What other options do I have?
A hospital stay can be helpful in many situations, but it also has its drawbacks. It’s not the best long-term solution—you probably won’t walk away from the hospital completely cured. But it can be a great first step.
In the United States, a hospital stay can also be expensive. Fortunately, there are ways to get financial assistance, so you shouldn’t let this prevent you from keeping yourself safe if it’s your best option.
Whether you decide to go to the hospital or not, it’s important to know that you have lots of options. If you’re in crisis, you can reach the Suicide & Crisis Lifeline by calling or texting 988 or using the chat box at 988lifeline.org/chat. You can also text “MHA” to 741-741 to reach the Crisis Text Line. Warmlines are an excellent place for non-crisis support.
For a longer-term solution, you can schedule an appointment with a therapist or talk to your doctor about trying a medication. Joining a support group can be helpful.

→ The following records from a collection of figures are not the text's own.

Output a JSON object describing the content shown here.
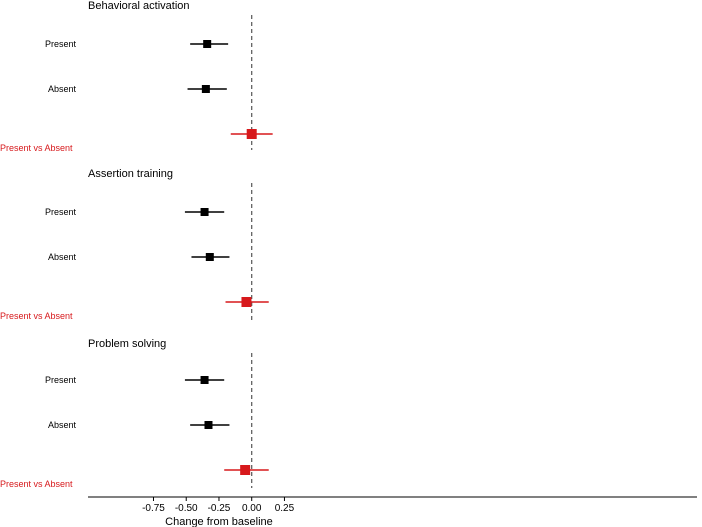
{
  "chart_data": {
    "type": "forest",
    "xlabel": "Change from baseline",
    "x_ticks": [
      "-0.75",
      "-0.50",
      "-0.25",
      "0.00",
      "0.25"
    ],
    "x_tick_values": [
      -0.75,
      -0.5,
      -0.25,
      0,
      0.25
    ],
    "xlim": [
      -1.25,
      3.4
    ],
    "reference_line": 0,
    "colors": {
      "estimate": "#000000",
      "contrast": "#d7191c",
      "reference": "#555555"
    },
    "panels": [
      {
        "title": "Behavioral activation",
        "rows": [
          {
            "label": "Present",
            "estimate": -0.34,
            "lower": -0.47,
            "upper": -0.18,
            "type": "estimate"
          },
          {
            "label": "Absent",
            "estimate": -0.35,
            "lower": -0.49,
            "upper": -0.19,
            "type": "estimate"
          },
          {
            "label": "Present vs Absent",
            "estimate": 0.0,
            "lower": -0.16,
            "upper": 0.16,
            "type": "contrast"
          }
        ]
      },
      {
        "title": "Assertion training",
        "rows": [
          {
            "label": "Present",
            "estimate": -0.36,
            "lower": -0.51,
            "upper": -0.21,
            "type": "estimate"
          },
          {
            "label": "Absent",
            "estimate": -0.32,
            "lower": -0.46,
            "upper": -0.17,
            "type": "estimate"
          },
          {
            "label": "Present vs Absent",
            "estimate": -0.04,
            "lower": -0.2,
            "upper": 0.13,
            "type": "contrast"
          }
        ]
      },
      {
        "title": "Problem solving",
        "rows": [
          {
            "label": "Present",
            "estimate": -0.36,
            "lower": -0.51,
            "upper": -0.21,
            "type": "estimate"
          },
          {
            "label": "Absent",
            "estimate": -0.33,
            "lower": -0.47,
            "upper": -0.17,
            "type": "estimate"
          },
          {
            "label": "Present vs Absent",
            "estimate": -0.05,
            "lower": -0.21,
            "upper": 0.13,
            "type": "contrast"
          }
        ]
      }
    ]
  }
}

You can also improve your mental health on your own by learning more about mental illness, opening up to someone you trust, and making lifestyle changes.
Who decides whether or not I’ll go to the hospital?
In most cases, you’ll need to make that decision for yourself. The laws vary by state, but usually you can only be hospitalized against your will if you present a “clear and present” danger to yourself or others. In other words, it has to seem like you’re really going to hurt someone if you aren’t hospitalized. If that is the case, you might be checked into the hospital by a friend or family member, or a mental health professional like a therapist or doctor. But more likely, if one of those people is worried about you, they will try to convince you to check yourself in voluntarily.
In some circumstances, you may want to consider creating a Psychiatric Advance Directive (PAD) before going to the hospital. This is a written legal document that expresses your wishes about what types of treatments, services, and other assistance you do or don’t want. You prepare your PAD ahead of time. When you’re having difficulty communicating or making decisions yourself, your loved ones and health care providers can refer back to it. You can also specify which facility you’d prefer to be taken to.